Bagi saya, kecadelan ini adalah kunci mimikri
Gunawan yang membuat sosok Thukul menjadi hidup, dan terasa kontekstual. Dengan
acting yang hampir tanpa cela ditambah kemiripan fisik, Thukul justru
diturunkan derajatnya sebagai manusia biasa dengan ketidakpurnaannya. Sebuah biopik tentang wajah orang kebanyakan.
Dalam banyak hal, ketepatan ini tentu
tak dapat dicapai tanpa keterlibatan elemen lain. Perwatakan para tokoh diseputar
Thukul, ditambah ketidakmampuannya mengucap “r” dengan tajwid yang benar, mampu melahirkan humor tak terduga. Alih-alih menjadi film serius yang menjaring
kantuk, Istirahatlah Kata-kata sesekali menghadirkan lelucon yang membuat saya
betah untuk tetap terjaga; renyah, alami dan tidak berlebihan. Simak misalnya,
percakapan antara Thukul dengan seorang mahasiswa tempatnya menumpang. Dalam momen
berdua, mereka memperbincangkan aktivitas membaca yang membikin Thukul
dikejar-kejar. “Makanya saya ngga usah membaca,” ujar si mahasiswa sembari
tertawa berderai, hingga berhenti sendiri karena respon Thukul yang dingin. Momen
canggung ini, sebaliknya, membikin seluruh penonton yang bersama saya tak dapat
menahan tawa.
Pilihan pengambilan gambar yang hampir
selalu close-up mampu menangkap
perubahan mimik dan mikroekspresi Gunawan yang terus terjadi dalam berbagai
situasi. Ada distingsi yang jelas sekaligus tersamar ketika Thukul berada di
tengah kawan-kawannya dibanding kala berdekatan dengan sosok perwira yang
tengah bercukur. Pada situasi yang satu,
ada keberanian dan rasa aman. Pada situasi yang lain, ia adalah sosok yang
ketakutan. Teramati hanya lewat getar bibir di bawah gigi tonggos (buatan)nya.
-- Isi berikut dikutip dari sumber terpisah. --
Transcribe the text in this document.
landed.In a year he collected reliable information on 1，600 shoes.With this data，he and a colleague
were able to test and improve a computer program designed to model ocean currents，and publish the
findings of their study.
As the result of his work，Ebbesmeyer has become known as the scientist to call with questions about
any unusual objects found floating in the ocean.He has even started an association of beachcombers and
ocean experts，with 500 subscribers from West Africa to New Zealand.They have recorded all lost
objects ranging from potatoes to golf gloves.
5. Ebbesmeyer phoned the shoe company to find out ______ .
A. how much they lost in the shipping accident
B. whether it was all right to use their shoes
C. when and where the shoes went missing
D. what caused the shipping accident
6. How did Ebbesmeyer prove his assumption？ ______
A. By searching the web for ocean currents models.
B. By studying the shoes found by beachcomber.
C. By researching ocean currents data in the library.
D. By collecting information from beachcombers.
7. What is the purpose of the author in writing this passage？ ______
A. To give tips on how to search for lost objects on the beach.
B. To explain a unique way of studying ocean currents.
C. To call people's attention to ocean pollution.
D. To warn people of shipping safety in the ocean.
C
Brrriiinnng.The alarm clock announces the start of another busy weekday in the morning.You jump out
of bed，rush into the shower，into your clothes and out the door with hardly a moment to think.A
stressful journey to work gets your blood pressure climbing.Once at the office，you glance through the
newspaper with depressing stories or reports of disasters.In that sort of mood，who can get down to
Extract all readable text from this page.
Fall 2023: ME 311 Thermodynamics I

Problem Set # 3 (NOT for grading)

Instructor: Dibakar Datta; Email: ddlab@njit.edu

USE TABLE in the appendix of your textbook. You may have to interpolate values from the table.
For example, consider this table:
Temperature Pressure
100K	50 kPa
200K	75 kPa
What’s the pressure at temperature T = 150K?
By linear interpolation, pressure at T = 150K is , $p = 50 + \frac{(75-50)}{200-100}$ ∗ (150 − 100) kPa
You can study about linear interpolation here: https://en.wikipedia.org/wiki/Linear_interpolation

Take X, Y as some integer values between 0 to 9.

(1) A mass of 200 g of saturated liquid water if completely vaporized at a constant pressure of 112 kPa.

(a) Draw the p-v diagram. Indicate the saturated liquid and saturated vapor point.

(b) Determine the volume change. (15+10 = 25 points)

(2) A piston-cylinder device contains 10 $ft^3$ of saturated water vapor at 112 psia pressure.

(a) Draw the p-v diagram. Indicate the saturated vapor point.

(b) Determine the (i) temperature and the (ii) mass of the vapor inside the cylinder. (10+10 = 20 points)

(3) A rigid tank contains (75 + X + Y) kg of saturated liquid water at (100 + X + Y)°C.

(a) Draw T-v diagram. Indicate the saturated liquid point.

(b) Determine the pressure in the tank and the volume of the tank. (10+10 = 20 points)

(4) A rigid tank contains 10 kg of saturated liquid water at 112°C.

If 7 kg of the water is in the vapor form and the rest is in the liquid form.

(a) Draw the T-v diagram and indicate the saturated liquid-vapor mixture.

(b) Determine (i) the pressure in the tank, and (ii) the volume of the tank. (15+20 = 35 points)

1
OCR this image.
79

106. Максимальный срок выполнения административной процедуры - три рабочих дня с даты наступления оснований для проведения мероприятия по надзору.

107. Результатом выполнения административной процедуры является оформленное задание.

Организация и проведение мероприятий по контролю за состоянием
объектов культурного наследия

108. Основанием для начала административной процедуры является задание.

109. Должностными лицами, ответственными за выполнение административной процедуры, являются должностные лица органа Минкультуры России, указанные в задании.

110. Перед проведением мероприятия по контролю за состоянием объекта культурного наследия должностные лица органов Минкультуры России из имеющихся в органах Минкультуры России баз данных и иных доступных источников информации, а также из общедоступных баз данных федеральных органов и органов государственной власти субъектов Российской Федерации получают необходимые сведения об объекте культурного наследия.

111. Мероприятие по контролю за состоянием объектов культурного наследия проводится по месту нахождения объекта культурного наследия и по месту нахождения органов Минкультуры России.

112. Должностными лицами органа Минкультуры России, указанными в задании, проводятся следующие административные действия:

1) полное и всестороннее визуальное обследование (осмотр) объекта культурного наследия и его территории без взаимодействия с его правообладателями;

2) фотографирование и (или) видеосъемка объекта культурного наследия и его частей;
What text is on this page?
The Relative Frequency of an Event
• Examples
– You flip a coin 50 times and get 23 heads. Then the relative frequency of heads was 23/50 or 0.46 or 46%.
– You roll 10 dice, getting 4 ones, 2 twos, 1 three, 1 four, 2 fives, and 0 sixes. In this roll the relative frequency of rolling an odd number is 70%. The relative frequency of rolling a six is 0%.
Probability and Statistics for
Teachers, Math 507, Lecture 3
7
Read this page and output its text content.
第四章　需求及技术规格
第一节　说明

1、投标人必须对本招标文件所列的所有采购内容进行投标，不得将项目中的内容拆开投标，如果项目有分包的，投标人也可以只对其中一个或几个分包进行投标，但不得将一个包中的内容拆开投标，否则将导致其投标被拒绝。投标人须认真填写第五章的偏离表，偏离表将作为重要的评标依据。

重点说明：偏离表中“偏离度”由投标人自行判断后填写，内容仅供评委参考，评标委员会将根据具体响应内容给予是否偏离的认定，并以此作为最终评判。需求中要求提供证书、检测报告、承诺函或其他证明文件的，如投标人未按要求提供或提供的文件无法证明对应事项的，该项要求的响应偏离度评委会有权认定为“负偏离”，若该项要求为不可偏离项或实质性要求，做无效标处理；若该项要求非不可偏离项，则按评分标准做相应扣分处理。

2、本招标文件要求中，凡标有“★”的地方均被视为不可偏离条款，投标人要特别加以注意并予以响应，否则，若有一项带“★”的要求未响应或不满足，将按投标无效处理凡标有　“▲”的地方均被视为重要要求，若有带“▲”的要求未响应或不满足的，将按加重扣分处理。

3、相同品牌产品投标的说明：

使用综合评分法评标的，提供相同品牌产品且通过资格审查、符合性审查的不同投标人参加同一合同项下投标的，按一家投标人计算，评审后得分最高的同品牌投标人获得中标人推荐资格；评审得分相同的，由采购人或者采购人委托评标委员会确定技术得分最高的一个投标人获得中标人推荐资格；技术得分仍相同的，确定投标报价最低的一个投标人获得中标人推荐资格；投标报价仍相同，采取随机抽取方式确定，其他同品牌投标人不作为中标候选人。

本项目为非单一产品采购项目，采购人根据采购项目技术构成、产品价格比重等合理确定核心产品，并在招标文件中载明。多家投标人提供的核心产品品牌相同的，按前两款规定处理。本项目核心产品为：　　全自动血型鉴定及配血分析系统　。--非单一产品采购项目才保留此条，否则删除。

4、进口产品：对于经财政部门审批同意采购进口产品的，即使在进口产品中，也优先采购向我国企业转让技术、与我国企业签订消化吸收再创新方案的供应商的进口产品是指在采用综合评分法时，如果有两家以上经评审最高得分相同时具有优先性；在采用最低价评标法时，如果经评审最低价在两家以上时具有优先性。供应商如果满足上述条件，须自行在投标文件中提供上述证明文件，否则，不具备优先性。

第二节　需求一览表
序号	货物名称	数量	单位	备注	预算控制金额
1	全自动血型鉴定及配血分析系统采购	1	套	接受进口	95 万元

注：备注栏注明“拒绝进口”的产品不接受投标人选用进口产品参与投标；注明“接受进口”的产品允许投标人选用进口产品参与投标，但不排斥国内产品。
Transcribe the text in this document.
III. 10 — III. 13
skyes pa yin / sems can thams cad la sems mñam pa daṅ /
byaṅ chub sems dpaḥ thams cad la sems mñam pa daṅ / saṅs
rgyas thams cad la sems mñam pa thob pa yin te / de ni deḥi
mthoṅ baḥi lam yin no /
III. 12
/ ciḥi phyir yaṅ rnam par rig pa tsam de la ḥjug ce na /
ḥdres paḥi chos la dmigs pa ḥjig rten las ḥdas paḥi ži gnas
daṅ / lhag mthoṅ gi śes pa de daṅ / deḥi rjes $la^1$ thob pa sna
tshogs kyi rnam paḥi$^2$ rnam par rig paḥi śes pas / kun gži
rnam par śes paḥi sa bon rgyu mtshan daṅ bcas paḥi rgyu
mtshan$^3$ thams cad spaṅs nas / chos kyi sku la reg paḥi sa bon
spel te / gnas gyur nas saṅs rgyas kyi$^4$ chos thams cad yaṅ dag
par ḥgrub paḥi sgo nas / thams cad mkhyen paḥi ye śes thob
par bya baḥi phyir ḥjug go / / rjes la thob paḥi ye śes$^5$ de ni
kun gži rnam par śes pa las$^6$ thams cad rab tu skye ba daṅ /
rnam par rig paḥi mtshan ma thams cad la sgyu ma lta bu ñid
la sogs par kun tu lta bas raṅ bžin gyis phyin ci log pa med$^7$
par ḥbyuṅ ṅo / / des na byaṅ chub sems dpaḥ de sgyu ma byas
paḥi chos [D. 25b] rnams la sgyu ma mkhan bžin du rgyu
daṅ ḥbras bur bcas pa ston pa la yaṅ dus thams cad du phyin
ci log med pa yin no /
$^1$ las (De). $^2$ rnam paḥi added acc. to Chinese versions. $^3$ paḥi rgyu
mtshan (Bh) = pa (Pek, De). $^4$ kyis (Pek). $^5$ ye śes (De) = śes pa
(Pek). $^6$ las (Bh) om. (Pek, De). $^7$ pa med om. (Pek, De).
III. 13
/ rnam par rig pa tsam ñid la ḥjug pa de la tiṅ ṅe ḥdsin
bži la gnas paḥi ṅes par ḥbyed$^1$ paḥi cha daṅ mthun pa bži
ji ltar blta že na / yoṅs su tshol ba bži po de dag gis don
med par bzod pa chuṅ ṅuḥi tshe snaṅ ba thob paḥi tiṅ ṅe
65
Istirahatlah Kata-kata pada akhirnya adalah
pembalikan serius atas arah pengkultusan yang selama ini berkelindan di seputar
nama Thukul. Sejak hilang hampir 20 tahun silam, ia telah menjelma menjadi sosok
yang abstrak dan mengawang. Absensinya membuat saya dan jutaan generasi millennial
Indonesia yang lain hanya mampu mengenalnya dari sajak-sajaknya yang melulu
dibaca ulang. Di kafe-kafe hingga diatas aspal panas, di tengah aksi.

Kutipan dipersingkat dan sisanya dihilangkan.